Riflessioni personali dell’autore

L’autarchia era un concetto filosofico politico valido (forse) ai tempi dei filosofi cirenaici, ma risulta utopica per una società industrializzata ed interconnessa come quella del Ventunesimo Secolo. Però, senza cadere nelle illusioni dell’era fascista – pure quelle prive di base logica né scientifica – è innegabile che una certa dose di autosufficienza – basata sui criteri di economia circolare – ed una politica di diversificazione delle risorse – basata sul buon senso – sono fondamentali per garantire la resilienza energetica di una Nazione.

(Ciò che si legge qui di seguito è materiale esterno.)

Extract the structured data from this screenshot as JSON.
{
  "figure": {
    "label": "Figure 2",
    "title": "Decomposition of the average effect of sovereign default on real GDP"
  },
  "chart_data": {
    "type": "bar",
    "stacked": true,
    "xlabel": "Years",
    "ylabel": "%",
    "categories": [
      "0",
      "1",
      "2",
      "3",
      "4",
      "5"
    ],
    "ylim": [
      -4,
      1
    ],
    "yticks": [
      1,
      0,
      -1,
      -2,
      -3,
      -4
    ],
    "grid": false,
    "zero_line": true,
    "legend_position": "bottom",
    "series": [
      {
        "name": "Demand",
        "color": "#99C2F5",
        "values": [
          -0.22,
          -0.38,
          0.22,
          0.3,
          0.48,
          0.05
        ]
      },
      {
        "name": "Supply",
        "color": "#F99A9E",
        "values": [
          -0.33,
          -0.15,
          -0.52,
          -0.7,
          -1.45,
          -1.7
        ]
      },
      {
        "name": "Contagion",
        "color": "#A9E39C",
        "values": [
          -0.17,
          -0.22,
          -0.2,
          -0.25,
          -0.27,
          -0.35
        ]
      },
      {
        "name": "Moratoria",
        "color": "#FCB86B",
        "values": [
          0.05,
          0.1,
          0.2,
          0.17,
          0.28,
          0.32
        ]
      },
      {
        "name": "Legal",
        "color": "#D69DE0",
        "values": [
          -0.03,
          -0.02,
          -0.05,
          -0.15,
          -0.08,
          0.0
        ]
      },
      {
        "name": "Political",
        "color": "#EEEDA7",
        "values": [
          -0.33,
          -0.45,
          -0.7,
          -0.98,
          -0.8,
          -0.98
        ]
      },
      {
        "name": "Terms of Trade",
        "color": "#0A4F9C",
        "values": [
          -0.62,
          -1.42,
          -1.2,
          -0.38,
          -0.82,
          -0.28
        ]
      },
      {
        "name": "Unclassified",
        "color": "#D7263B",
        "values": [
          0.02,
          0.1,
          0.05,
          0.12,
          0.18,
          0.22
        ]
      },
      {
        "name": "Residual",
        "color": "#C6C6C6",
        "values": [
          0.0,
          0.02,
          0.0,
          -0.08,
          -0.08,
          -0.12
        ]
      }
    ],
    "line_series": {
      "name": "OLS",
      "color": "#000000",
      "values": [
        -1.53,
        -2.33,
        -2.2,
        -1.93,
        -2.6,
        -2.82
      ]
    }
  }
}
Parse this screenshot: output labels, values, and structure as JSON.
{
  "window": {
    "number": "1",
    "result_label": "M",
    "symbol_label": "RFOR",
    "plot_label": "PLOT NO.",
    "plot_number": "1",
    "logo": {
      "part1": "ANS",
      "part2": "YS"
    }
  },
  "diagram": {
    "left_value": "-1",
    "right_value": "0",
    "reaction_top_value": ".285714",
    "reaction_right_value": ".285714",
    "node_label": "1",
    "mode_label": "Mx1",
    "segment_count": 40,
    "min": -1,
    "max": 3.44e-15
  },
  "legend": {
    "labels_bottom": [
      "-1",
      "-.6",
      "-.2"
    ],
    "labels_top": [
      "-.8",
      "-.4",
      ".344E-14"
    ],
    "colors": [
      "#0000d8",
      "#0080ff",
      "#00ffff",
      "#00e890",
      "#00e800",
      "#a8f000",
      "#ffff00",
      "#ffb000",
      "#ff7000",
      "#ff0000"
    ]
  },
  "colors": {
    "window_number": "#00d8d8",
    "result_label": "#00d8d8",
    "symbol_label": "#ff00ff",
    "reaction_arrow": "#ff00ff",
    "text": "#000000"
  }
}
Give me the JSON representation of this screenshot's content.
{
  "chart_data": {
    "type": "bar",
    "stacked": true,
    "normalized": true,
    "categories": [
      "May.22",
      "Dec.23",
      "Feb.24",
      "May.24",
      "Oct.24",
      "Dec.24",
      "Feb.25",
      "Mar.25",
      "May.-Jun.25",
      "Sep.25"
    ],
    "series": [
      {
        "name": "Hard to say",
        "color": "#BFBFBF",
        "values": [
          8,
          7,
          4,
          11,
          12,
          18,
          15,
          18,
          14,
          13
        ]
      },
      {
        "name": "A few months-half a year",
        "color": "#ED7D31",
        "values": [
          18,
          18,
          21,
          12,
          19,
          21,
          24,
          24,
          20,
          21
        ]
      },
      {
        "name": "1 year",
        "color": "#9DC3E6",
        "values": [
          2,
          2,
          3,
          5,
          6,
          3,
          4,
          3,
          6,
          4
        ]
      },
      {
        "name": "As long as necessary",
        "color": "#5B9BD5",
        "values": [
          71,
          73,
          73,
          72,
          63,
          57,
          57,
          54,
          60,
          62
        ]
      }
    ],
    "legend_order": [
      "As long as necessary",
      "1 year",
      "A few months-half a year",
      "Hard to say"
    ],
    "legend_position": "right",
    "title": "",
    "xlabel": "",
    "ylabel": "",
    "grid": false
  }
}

Superando tempestivamente le ideologie di partito per rispondere alla crisi energetica del proprio Paese, la politica spagnola ci ha dato una piccola lezione di pragmatismo. La classe politica italiana, intanto, continua a sprecare tempo dibattendo sulle implicazioni morali ed etiche di fornire o non fornire armi all’Ucraina, o se destinare il 2% del Prodotto Interno Lordo (Pil) alla spesa militare farà arrabbiare il Papa o se il senatore A o il deputato B siano “putiniani”. Secondo il filosofo sabaudo Joseph De Maistre (1753-1821), “Ogni Nazione ha il Governo che si merita”. Ma cosa abbiamo fatto per meritare un Governo di pseudo filosofi crociani per i quali le reazioni emotive contano di più della logica o della scienza?